Free Download Machine Learning in Computer Vision by N. Sebe , Ira Cohen , Ashutosh Garg , Thomas S. Huang
English | PDF (True) | 2005 | 253 Pages | ISBN : 1402032749 | 5.2 MB
It started with image processing in the sixties. Back then, it took ages to digitize a Landsat image and then process it with a mainframe computer. Pro- cessing was inspired on the achievements of signal processing and was still very much oriented towards programming.
In the seventies, image analysis spun off combining image measurement with statistical pattern recognition. Slowly, computational methods detached themselves from the sensor and the goal to become more generally applicable. In the eighties, model-driven computer vision originated when artificial in- telligence and geometric modelling came together with image analysis compo- nents. The emphasis was on precise analysis with little or no interaction, still very much an art evaluated by visual appeal. The main bottleneck was in the amount of data using an average of 5 to 50 pictures to illustrate the point.
At the beginning of the nineties, vision became available to many with the advent of sufficiently fast PCs.
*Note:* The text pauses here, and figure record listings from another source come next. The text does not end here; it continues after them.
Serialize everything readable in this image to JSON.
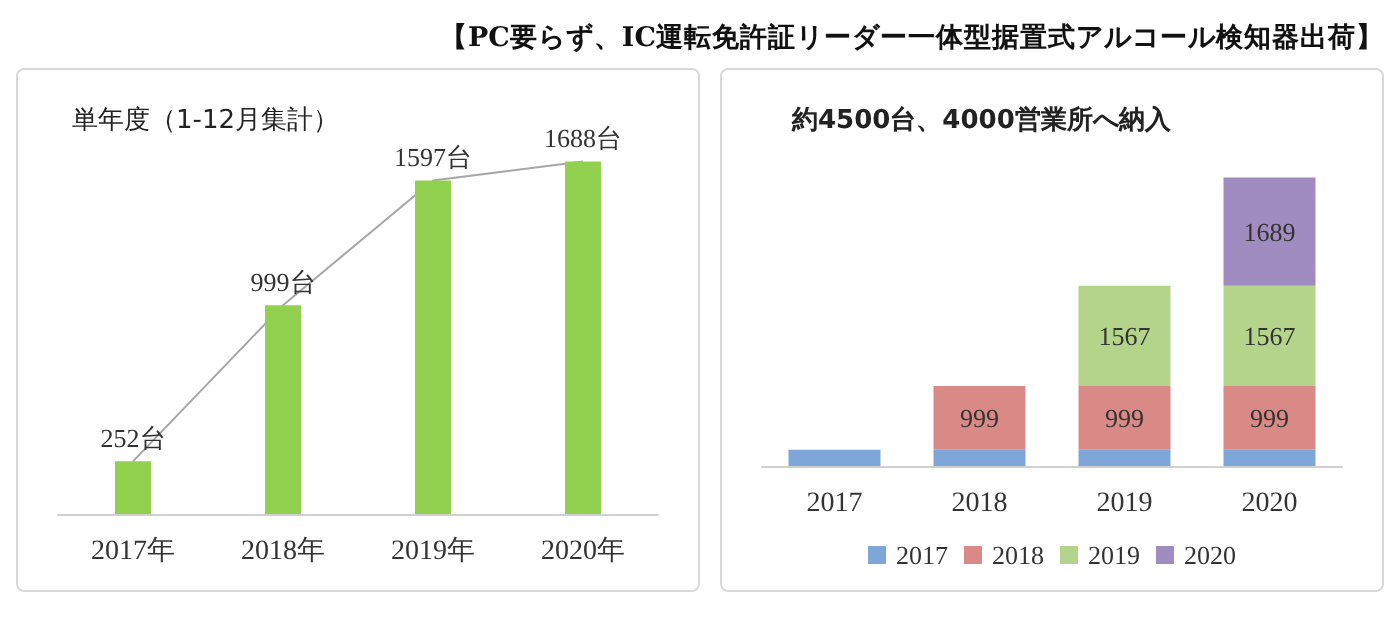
{
  "chart_data": [
    {
      "type": "bar",
      "title": "【PC要らず、IC運転免許証リーダー一体型据置式アルコール検知器出荷】",
      "subtitle": "単年度（1-12月集計）",
      "categories": [
        "2017年",
        "2018年",
        "2019年",
        "2020年"
      ],
      "legend": false,
      "series": [
        {
          "color": "#92d050",
          "values": [
            252,
            999,
            1597,
            1688
          ],
          "value_labels": [
            "252台",
            "999台",
            "1597台",
            "1688台"
          ]
        },
        {
          "type": "line",
          "color": "#a6a6a6",
          "values": [
            252,
            999,
            1597,
            1688
          ]
        }
      ]
    },
    {
      "type": "bar",
      "title": "約4500台、4000営業所へ納入",
      "categories": [
        "2017",
        "2018",
        "2019",
        "2020"
      ],
      "stacked": true,
      "legend": "bottom",
      "series": [
        {
          "name": "2017",
          "color": "#7ea6d8",
          "values": [
            252,
            252,
            252,
            252
          ],
          "value_labels": [
            null,
            null,
            null,
            null
          ]
        },
        {
          "name": "2018",
          "color": "#d98a86",
          "values": [
            null,
            999,
            999,
            999
          ],
          "value_labels": [
            null,
            "999",
            "999",
            "999"
          ]
        },
        {
          "name": "2019",
          "color": "#b5d48b",
          "values": [
            null,
            null,
            1567,
            1567
          ],
          "value_labels": [
            null,
            null,
            "1567",
            "1567"
          ]
        },
        {
          "name": "2020",
          "color": "#a08cc0",
          "values": [
            null,
            null,
            null,
            1689
          ],
          "value_labels": [
            null,
            null,
            null,
            "1689"
          ]
        }
      ]
    }
  ]
}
The Internet revealed the interest of the gen- eral public im images, eventually introducing content-based image retrieval. Combining independent (informal) archives, as the web is, urges for interac- tive evaluation of approximate results and hence weak algorithms and their combination in weak classifiers.
In the new century, the last analog bastion was taken. In a few years, sen- sors have become all digital. Archives will soon follow. As a consequence of this change in the basic conditions datasets will overflow. Computer vision will spin off a new branch to be called something like archive-based or se- mantic vision including a role for formal knowledge description in an ontology equipped with detectors. An alternative view is experience-based or cognitive vision. This is mostly a data-driven view on vision and includes the elementary laws of image formation.